OpenAI Leaders Call for Regulation to Prevent AI Destroying Humanity
By Staff, Agencies
The leaders of the ChatGPT developer OpenAI have called for the regulation of “superintelligent” AIs, arguing that an equivalent to the International Atomic Energy Agency is needed to protect humanity from the risk of accidentally creating something with the power to destroy it.
In a short note published to the company’s website, co-founders Greg Brockman and Ilya Sutskever and the chief executive, Sam Altman, call for an international regulator to begin working on how to “inspect systems, require audits, test for compliance with safety standards, [and] place restrictions on degrees of deployment and levels of security” in order to reduce the “existential risk” such systems could pose.
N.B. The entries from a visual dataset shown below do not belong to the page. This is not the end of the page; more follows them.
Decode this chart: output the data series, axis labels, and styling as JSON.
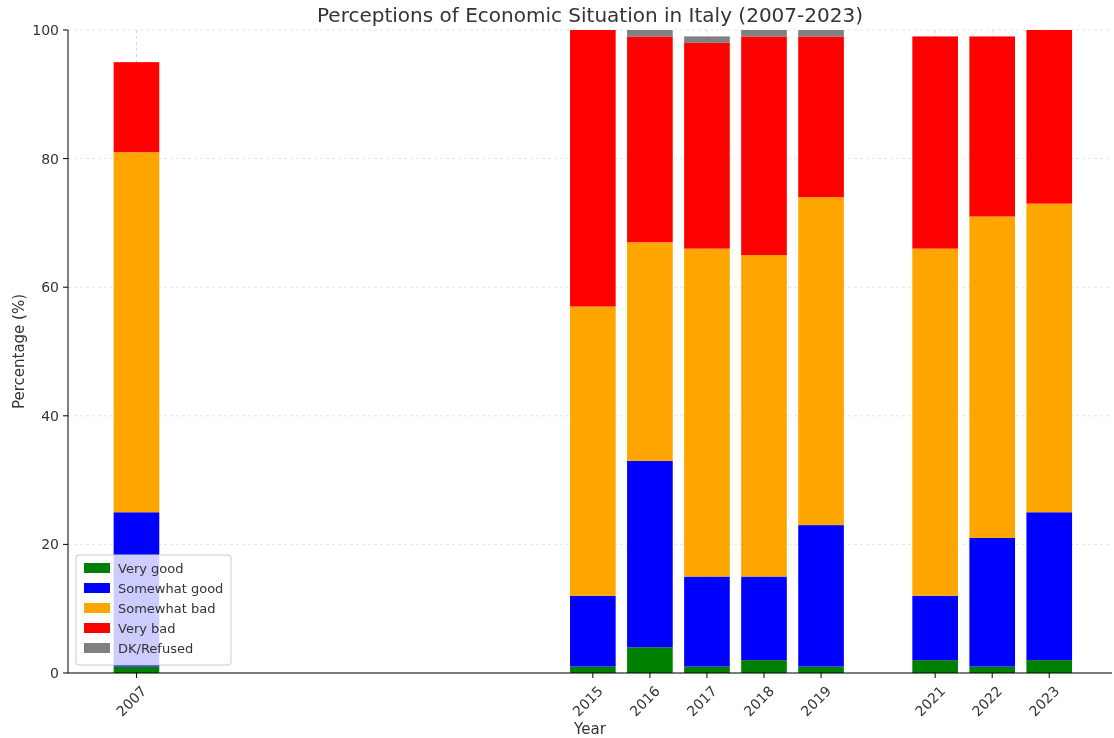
{
  "chart_data": {
    "type": "bar",
    "title": "Perceptions of Economic Situation in Italy (2007-2023)",
    "xlabel": "Year",
    "ylabel": "Percentage (%)",
    "stacked": true,
    "x": [
      2007,
      2015,
      2016,
      2017,
      2018,
      2019,
      2021,
      2022,
      2023
    ],
    "xlim": [
      2005.8,
      2024.1
    ],
    "xticks": [
      2007,
      2015,
      2016,
      2017,
      2018,
      2019,
      2021,
      2022,
      2023
    ],
    "ylim": [
      0,
      100
    ],
    "yticks": [
      0,
      20,
      40,
      60,
      80,
      100
    ],
    "grid": true,
    "legend": "bottom left",
    "series": [
      {
        "name": "Very good",
        "color": "#008000",
        "values": [
          1,
          1,
          4,
          1,
          2,
          1,
          2,
          1,
          2
        ]
      },
      {
        "name": "Somewhat good",
        "color": "#0000ff",
        "values": [
          24,
          11,
          29,
          14,
          13,
          22,
          10,
          20,
          23
        ]
      },
      {
        "name": "Somewhat bad",
        "color": "#ffa500",
        "values": [
          56,
          45,
          34,
          51,
          50,
          51,
          54,
          50,
          48
        ]
      },
      {
        "name": "Very bad",
        "color": "#ff0000",
        "values": [
          14,
          43,
          32,
          32,
          34,
          25,
          33,
          28,
          27
        ]
      },
      {
        "name": "DK/Refused",
        "color": "#808080",
        "values": [
          0,
          0,
          1,
          1,
          1,
          1,
          0,
          0,
          0
        ]
      }
    ]
  }
}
“It’s conceivable that within the next 10 years, AI systems will exceed expert skill level in most domains, and carry out as much productive activity as one of today’s largest corporations,” they write. “In terms of both potential upsides and downsides, superintelligence will be more powerful than other technologies humanity has had to contend with in the past. We can have a dramatically more prosperous future; but we have to manage risk to get there. Given the possibility of existential risk, we can’t just be reactive.”
In the shorter term, the trio call for “some degree of coordination” among companies working on the cutting-edge of AI research, in order to ensure the development of ever-more powerful models integrates smoothly with society while prioritizing safety. That coordination could come through a government-led project, for instance, or through a collective agreement to limit growth in AI capability.
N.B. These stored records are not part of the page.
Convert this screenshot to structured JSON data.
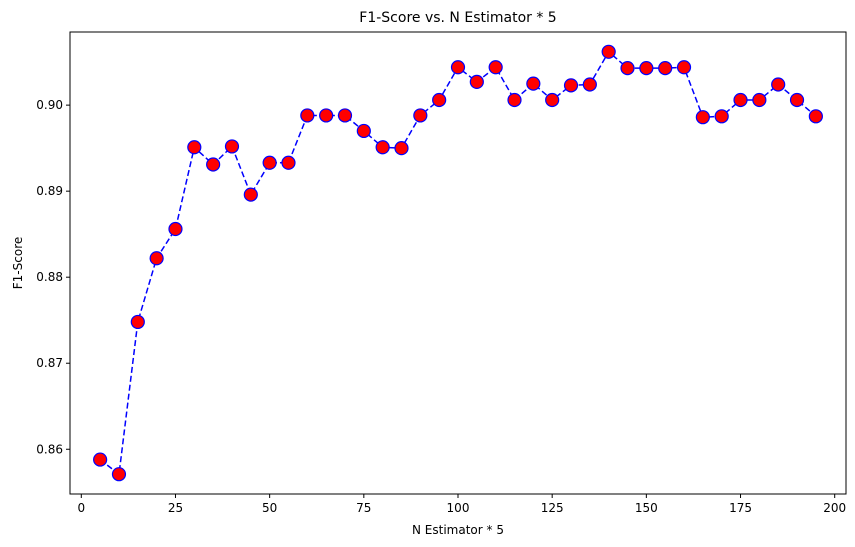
{
  "chart_data": {
    "type": "line",
    "title": "F1-Score vs. N Estimator * 5",
    "xlabel": "N Estimator * 5",
    "ylabel": "F1-Score",
    "xlim": [
      -3,
      203
    ],
    "ylim": [
      0.8548,
      0.9085
    ],
    "xticks": [
      0,
      25,
      50,
      75,
      100,
      125,
      150,
      175,
      200
    ],
    "yticks": [
      0.86,
      0.87,
      0.88,
      0.89,
      0.9
    ],
    "xtick_labels": [
      "0",
      "25",
      "50",
      "75",
      "100",
      "125",
      "150",
      "175",
      "200"
    ],
    "ytick_labels": [
      "0.86",
      "0.87",
      "0.88",
      "0.89",
      "0.90"
    ],
    "grid": false,
    "series": [
      {
        "line_color": "#0000ff",
        "line_style": "dashed",
        "marker": "circle",
        "marker_face_color": "#ff0000",
        "marker_edge_color": "#0000ff",
        "x": [
          5,
          10,
          15,
          20,
          25,
          30,
          35,
          40,
          45,
          50,
          55,
          60,
          65,
          70,
          75,
          80,
          85,
          90,
          95,
          100,
          105,
          110,
          115,
          120,
          125,
          130,
          135,
          140,
          145,
          150,
          155,
          160,
          165,
          170,
          175,
          180,
          185,
          190,
          195
        ],
        "y": [
          0.8588,
          0.8571,
          0.8748,
          0.8822,
          0.8856,
          0.8951,
          0.8931,
          0.8952,
          0.8896,
          0.8933,
          0.8933,
          0.8988,
          0.8988,
          0.8988,
          0.897,
          0.8951,
          0.895,
          0.8988,
          0.9006,
          0.9044,
          0.9027,
          0.9044,
          0.9006,
          0.9025,
          0.9006,
          0.9023,
          0.9024,
          0.9062,
          0.9043,
          0.9043,
          0.9043,
          0.9044,
          0.8986,
          0.8987,
          0.9006,
          0.9006,
          0.9024,
          0.9006,
          0.8987
        ]
      }
    ]
  }
}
Researchers have been warning of the potential risks of superintelligence for decades, but as AI development has picked up pace those risks have become more concrete. The US-based Center for AI Safety [CAIS], which works to “reduce societal-scale risks from artificial intelligence”, describes eight categories of “catastrophic” and “existential” risk that AI development could pose.
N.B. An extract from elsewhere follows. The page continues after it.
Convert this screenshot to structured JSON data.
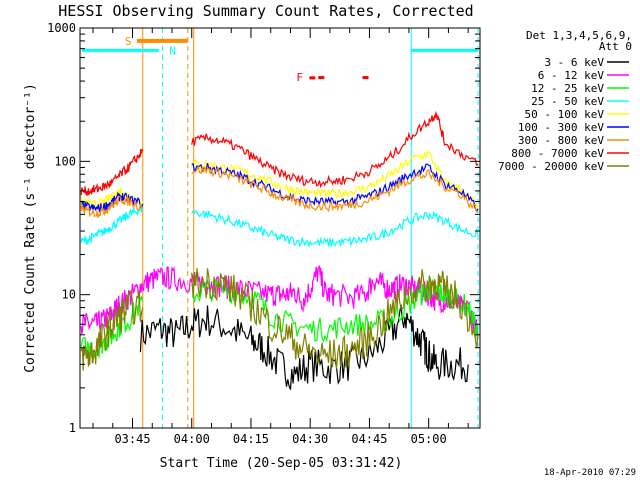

While some worry about a powerful AI completely destroying humanity, accidentally or on purpose, CAIS describes other more pernicious harms. A world where AI systems are voluntarily handed ever more labor could lead to humanity “losing the ability to self-govern and becoming completely dependent on machines”, described as “enfeeblement”; and a small group of people controlling powerful systems could “make AI a centralizing force”, leading to “value lock-in”, an eternal caste system between ruled and rulers.
OpenAI’s leaders say those risks mean “people around the world should democratically decide on the bounds and defaults for AI systems”, but admit that “we don’t yet know how to design such a mechanism”. However, they say continued development of powerful systems is worth the risk.
“We believe it’s going to lead to a much better world than what we can imagine today [we are already seeing early examples of this in areas like education, creative work, and personal productivity],” they write. They warn it could also be dangerous to pause development. “Because the upsides are so tremendous, the cost to build it decreases each year, the number of actors building it is rapidly increasing, and it’s inherently part of the technological path we are on. Stopping it would require something like a global surveillance regime, and even that isn’t guaranteed to work. So we have to get it right.”